Cannes 2024 | All we imagine as light de Payal Kapadia : portraits de femmes à Mumbai

Cannes 2024 | All we imagine as light de Payal Kapadia : portraits de femmes à Mumbai

Infirmière à Mumbai, Prabha voit son quotidien bouleversé lorsqu’elle reçoit un cadeau de la part de son mari qu’elle n’a pas vu depuis des années. De son côté, Anu, sa jeune colocataire, cherche en vain un endroit dans la ville pour partager un peu d’intimité avec son fiancé. A l’occasion d’un séjour dans une station balnéaire, pourront-elles enfin laisser leurs désirs s’exprimer ?

La douceur est, avec la délicatesse, le cœur du deuxième long métrage (son premier de fiction) de Payal Kapadia. La réalisatrice indienne s’affranchit des carcans d’une narration balisée pour immerger le spectateur dans la vie de ses personnages et lui rendre perceptibles leurs émotions intimes, sans jamais recourir aux artifices d’un cinéma performatif. Si l’on parle parfois péjorativement d’un “cinéma du monde” cherchant à séduire le public occidental à grands renforts de sujets de société graves et sérieux – qui l’emportent presque toujours sur la notion de cinéma à proprement parler – Payal Kapadia semble se situer exactement à l’opposé du spectre tant elle s’attache à une narration ténue et minimaliste qui privilégie le langage visuel aux longues explications verbales. 

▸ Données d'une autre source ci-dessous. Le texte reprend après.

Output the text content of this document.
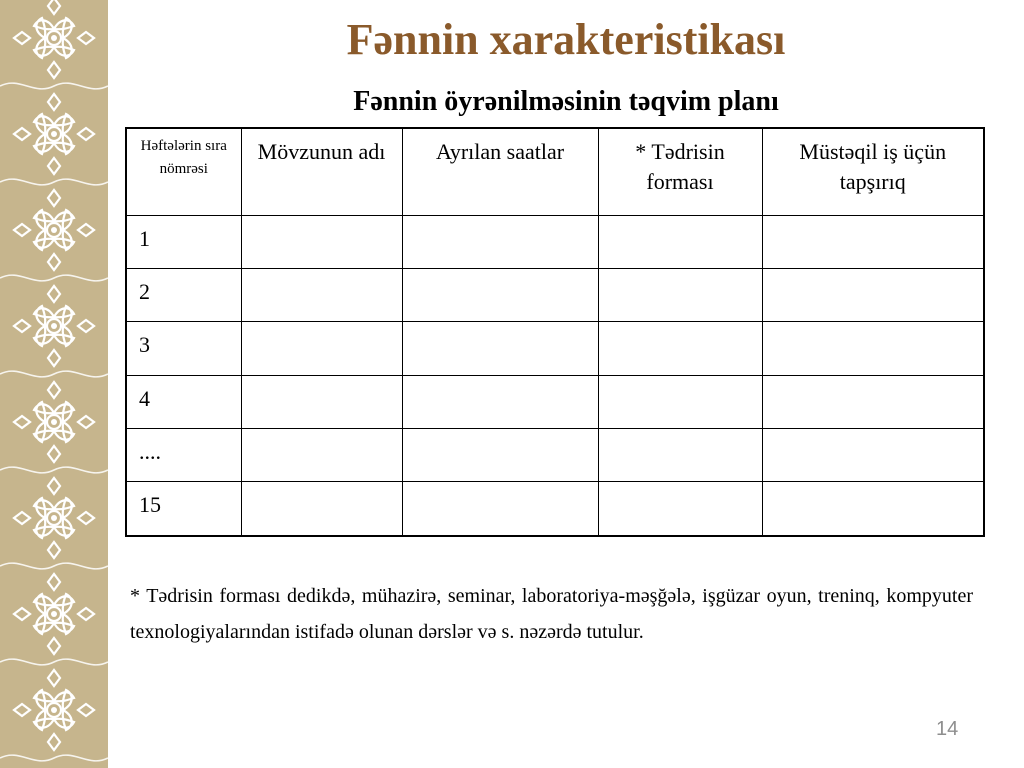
Fənnin xarakteristikası
Fənnin öyrənilməsinin təqvim planı
Həftələrin sıra nömrəsi	Mövzunun adı	Ayrılan saatlar	* Tədrisin forması	Müstəqil iş üçün tapşırıq
1				
2				
3				
4				
....				
15				
* Tədrisin forması dedikdə, mühazirə, seminar, laboratoriya-məşğələ, işgüzar oyun, treninq, kompyuter texnologiyalarından istifadə olunan dərslər və s. nəzərdə tutulur.
14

L’ouverture de All we imagine as light le place d’abord sous le signe du documentaire, avec des témoignages en voix-off, et l’ancre dans un lieu précis, la ville de Mumbai, “cité des rêves et des illusions”, dans laquelle chacun·e cherche à trouver sa place. La caméra caresse les lieux – dans de très belles scènes de rue nocturnes, ou filmées à travers la vitre d’un train – puis montre les gens, les corps et les visages, et bascule très naturellement dans la fiction en nous emmenant à l’intérieur d’un hôpital.

C’est ainsi que procède Payal Kapadia : par toutes petites touches qui donnent peu à peu corps à son récit. On assiste d’abord à une consultation avec une vieille dame terrifiée par les visites du fantôme de son mari, et à celle d’une jeune femme de 25 ans qui a déjà 3 enfants et repart – soulagée – avec une tablette de contraception orale. Puis l’intrigue se resserre autour des infirmières, et plus principalement de deux d’entre elles qui sont colocataires, et d’une troisième, qui est leur amie.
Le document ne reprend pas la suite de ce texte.